Tiffany Roberts set up TIFF as an ethical platform to promote workers rights and is pleased to be making a difference. Words by Daniel White
When the Rana Plaza factory in Bangladesh collapsed last year killing more than 1,100 workers from Primark and other retailers, international firms faced extreme criticism for the working conditions of their staff.
Uproar spread throughout Asia and Europe as more and more stories were published revealing the inhumane working conditions and hours the garment workers were forced to endure and I, personally, remember the guilt felt when reading Susanna Rustin’s final line in her article, stating: “Some of us are wearing clothes sewn by those killed this week in Dhaka.”
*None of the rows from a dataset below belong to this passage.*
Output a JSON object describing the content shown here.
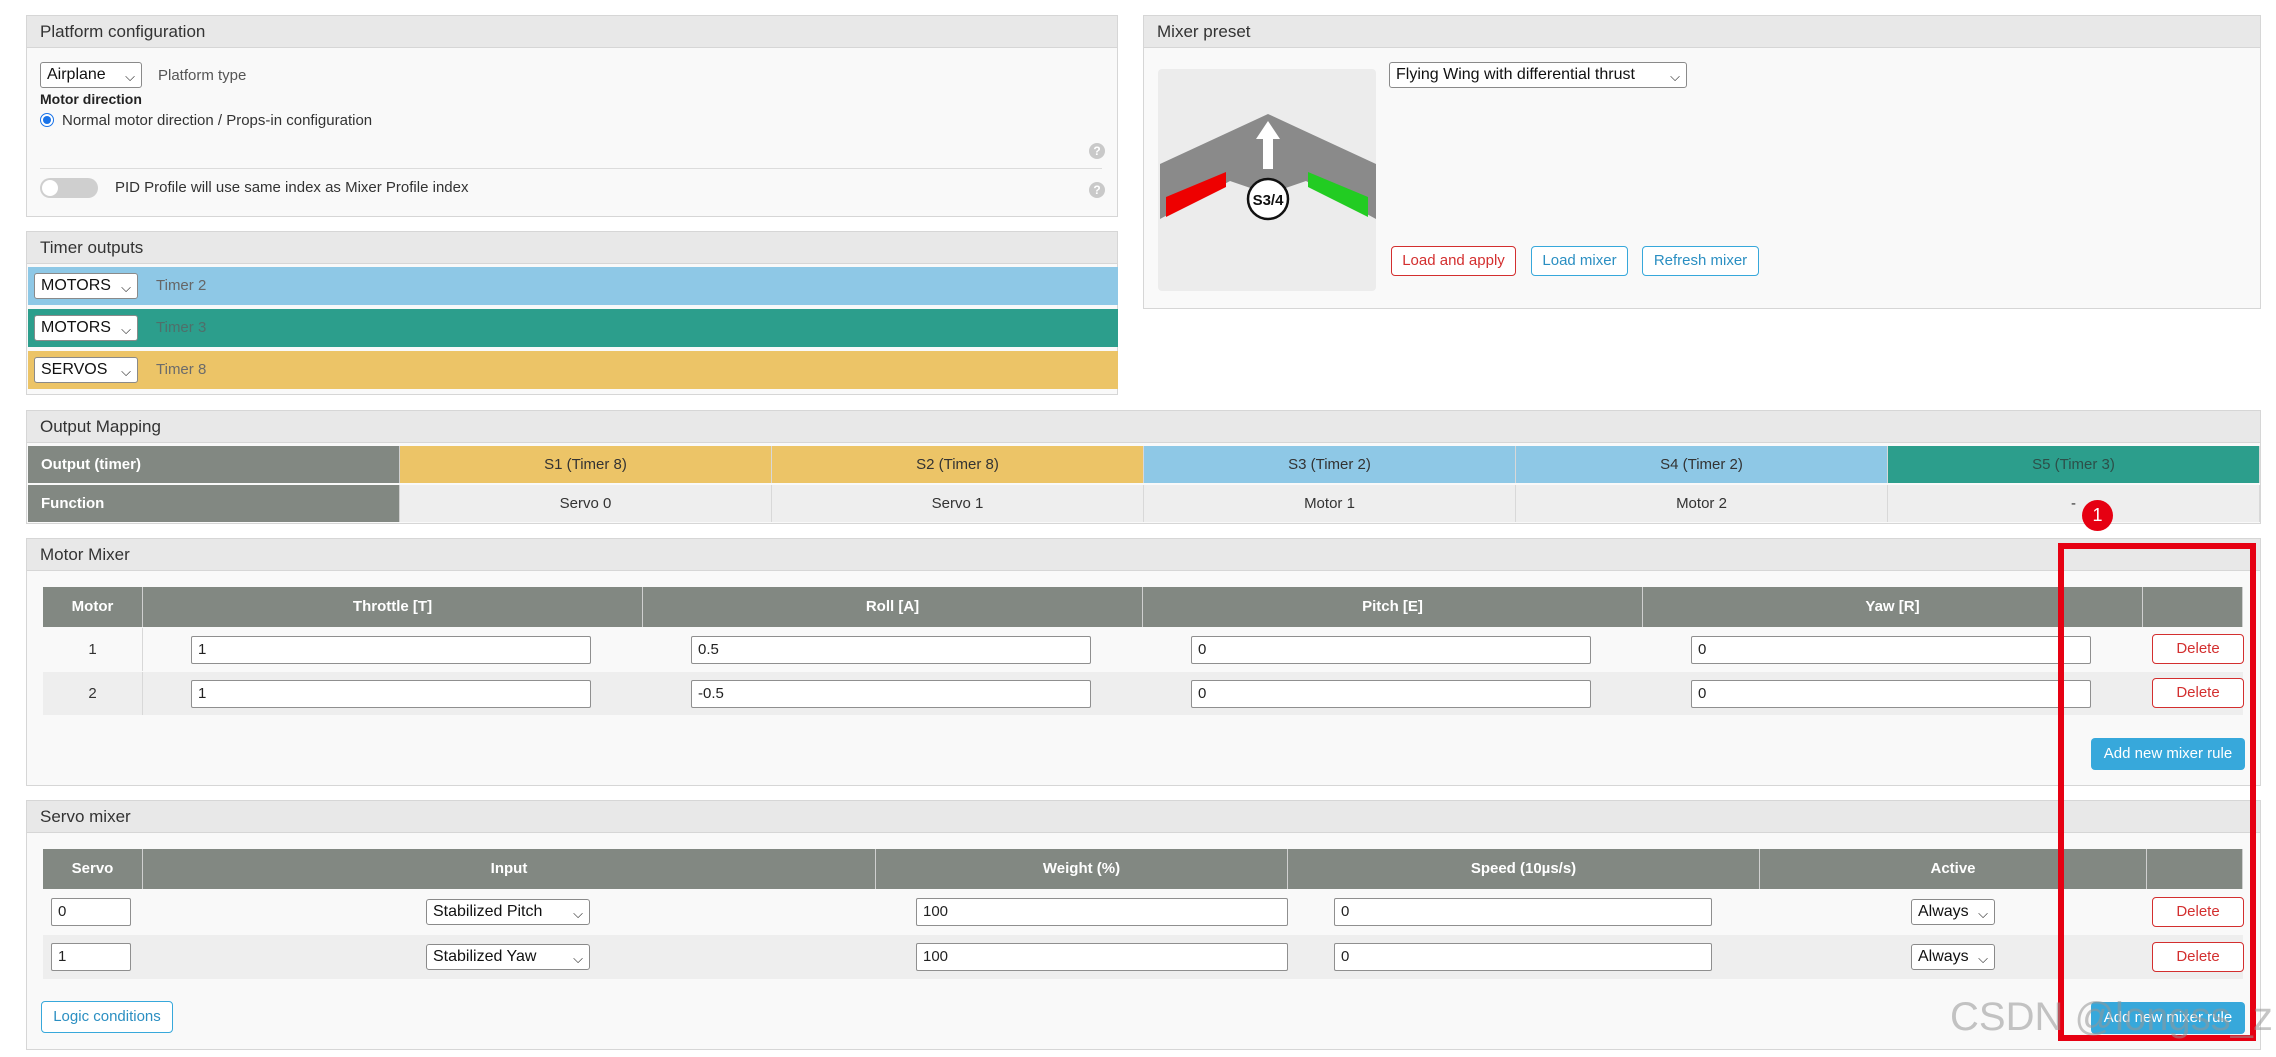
{
  "platform": {
    "title": "Platform configuration",
    "platform_select": "Airplane",
    "platform_label": "Platform type",
    "motor_direction_label": "Motor direction",
    "motor_direction_option": "Normal motor direction / Props-in configuration",
    "pid_toggle_label": "PID Profile will use same index as Mixer Profile index",
    "pid_toggle_on": false
  },
  "mixer_preset": {
    "title": "Mixer preset",
    "selected": "Flying Wing with differential thrust",
    "badge": "S3/4",
    "load_apply": "Load and apply",
    "load_mixer": "Load mixer",
    "refresh_mixer": "Refresh mixer"
  },
  "timer_outputs": {
    "title": "Timer outputs",
    "rows": [
      {
        "mode": "MOTORS",
        "timer": "Timer 2",
        "color": "#8ec8e6"
      },
      {
        "mode": "MOTORS",
        "timer": "Timer 3",
        "color": "#2c9e8c"
      },
      {
        "mode": "SERVOS",
        "timer": "Timer 8",
        "color": "#ecc467"
      }
    ]
  },
  "output_mapping": {
    "title": "Output Mapping",
    "row1_label": "Output (timer)",
    "row2_label": "Function",
    "columns": [
      {
        "output": "S1 (Timer 8)",
        "function": "Servo 0",
        "color": "#ecc467"
      },
      {
        "output": "S2 (Timer 8)",
        "function": "Servo 1",
        "color": "#ecc467"
      },
      {
        "output": "S3 (Timer 2)",
        "function": "Motor 1",
        "color": "#8ec8e6"
      },
      {
        "output": "S4 (Timer 2)",
        "function": "Motor 2",
        "color": "#8ec8e6"
      },
      {
        "output": "S5 (Timer 3)",
        "function": "-",
        "color": "#2c9e8c"
      }
    ]
  },
  "motor_mixer": {
    "title": "Motor Mixer",
    "headers": [
      "Motor",
      "Throttle [T]",
      "Roll [A]",
      "Pitch [E]",
      "Yaw [R]"
    ],
    "rows": [
      {
        "motor": "1",
        "throttle": "1",
        "roll": "0.5",
        "pitch": "0",
        "yaw": "0"
      },
      {
        "motor": "2",
        "throttle": "1",
        "roll": "-0.5",
        "pitch": "0",
        "yaw": "0"
      }
    ],
    "delete_label": "Delete",
    "add_rule": "Add new mixer rule"
  },
  "servo_mixer": {
    "title": "Servo mixer",
    "headers": [
      "Servo",
      "Input",
      "Weight (%)",
      "Speed (10µs/s)",
      "Active"
    ],
    "rows": [
      {
        "servo": "0",
        "input": "Stabilized Pitch",
        "weight": "100",
        "speed": "0",
        "active": "Always"
      },
      {
        "servo": "1",
        "input": "Stabilized Yaw",
        "weight": "100",
        "speed": "0",
        "active": "Always"
      }
    ],
    "delete_label": "Delete",
    "logic_conditions": "Logic conditions",
    "add_rule": "Add new mixer rule"
  },
  "annotation": {
    "marker": "1",
    "color": "#e60012"
  },
  "watermark": "CSDN @longss_z",
  "help_glyph": "?"
}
Yet, sales figures for Primark and other retailers have continued to increase despite the harrowing stories, so are we supposed to agree such tragedies are acceptable?
One person is fighting the battle to end exploitation, with their ethical website enabling independent workers and smaller eco-brands the opportunity to showcase and sell their clothing online for a fair wage.
“We live in the 21st century and people shouldn’t be exploited and made to work in awful conditions like Rana Plaza and by buying from the high street that is, essentially, what you are supporting,” begins TIFF founder and CEO, Tiffany Roberts. “I can guarantee that none of the people I work with are in that situation so it’s really about supporting the small, independent brands and knowing that you’ve directly made a difference to somebody.”
‘Trendsetting, Innovative, Fair, Fashion,’ or TIFF, is a website that was set up by Tiffany just over a year ago.
“TIFF is an ethical platform,” she explains. “I work with about 50 brands which are all really incredible. I’m a platform for them to promote their products on a larger scale because being small, independent brands, it is quite hard for them to get a bigger reach, so I am just trying to help them promote their brands and fantastic products.
However, by buying from TIFF, you will not only feel great about making a difference but also the use of sustainable materials like organic cotton or bamboo fibre is better for your skin.
She says: “You go to a high street and the cotton crops have already been sprayed with pesticides and the dye’s contain toxic chemicals and are really bad for your skin. Organic cotton and bamboo fibre or any sustainable materials are obviously pesticide free, so it really is a lot better for your skin and for the environment during the manufacturing process.
Past clothing under the “ethical” banner have been pigeon-holed with certain, unfavourable, labelling but Tiffany is keen to set the record straight.
“There’s a common misconception,” she confesses. “The two images ethical fashion has is the hippie movement of the seventies, where patchwork skirts and ugly, hand-made clothes were popularised and extremely expensive, high fashion garments, however, that’s not what it is anymore. Everything on TIFF is on trend and the cheapest item I have on my website is five pounds; it’s not expensive, it’s for those who want to know where their money is going. The brands I work with really want to break the preconceptions that ethical fashion holds, as it is simply not true.
Tiffany, who is currently juggling her work with TIFF with her Fashion Business university course at Istituto Marangoni, is constantly on the go trying balance her workload but she says it is all worthwhile when seeing the rewards.
“I’m generally up at 7am and not home until 11pm but thankfully it’s been received really nicely, the ethical community’s really strong, and it’s just really nice knowing you’re making a difference and helping people, that’s the most rewarding part.”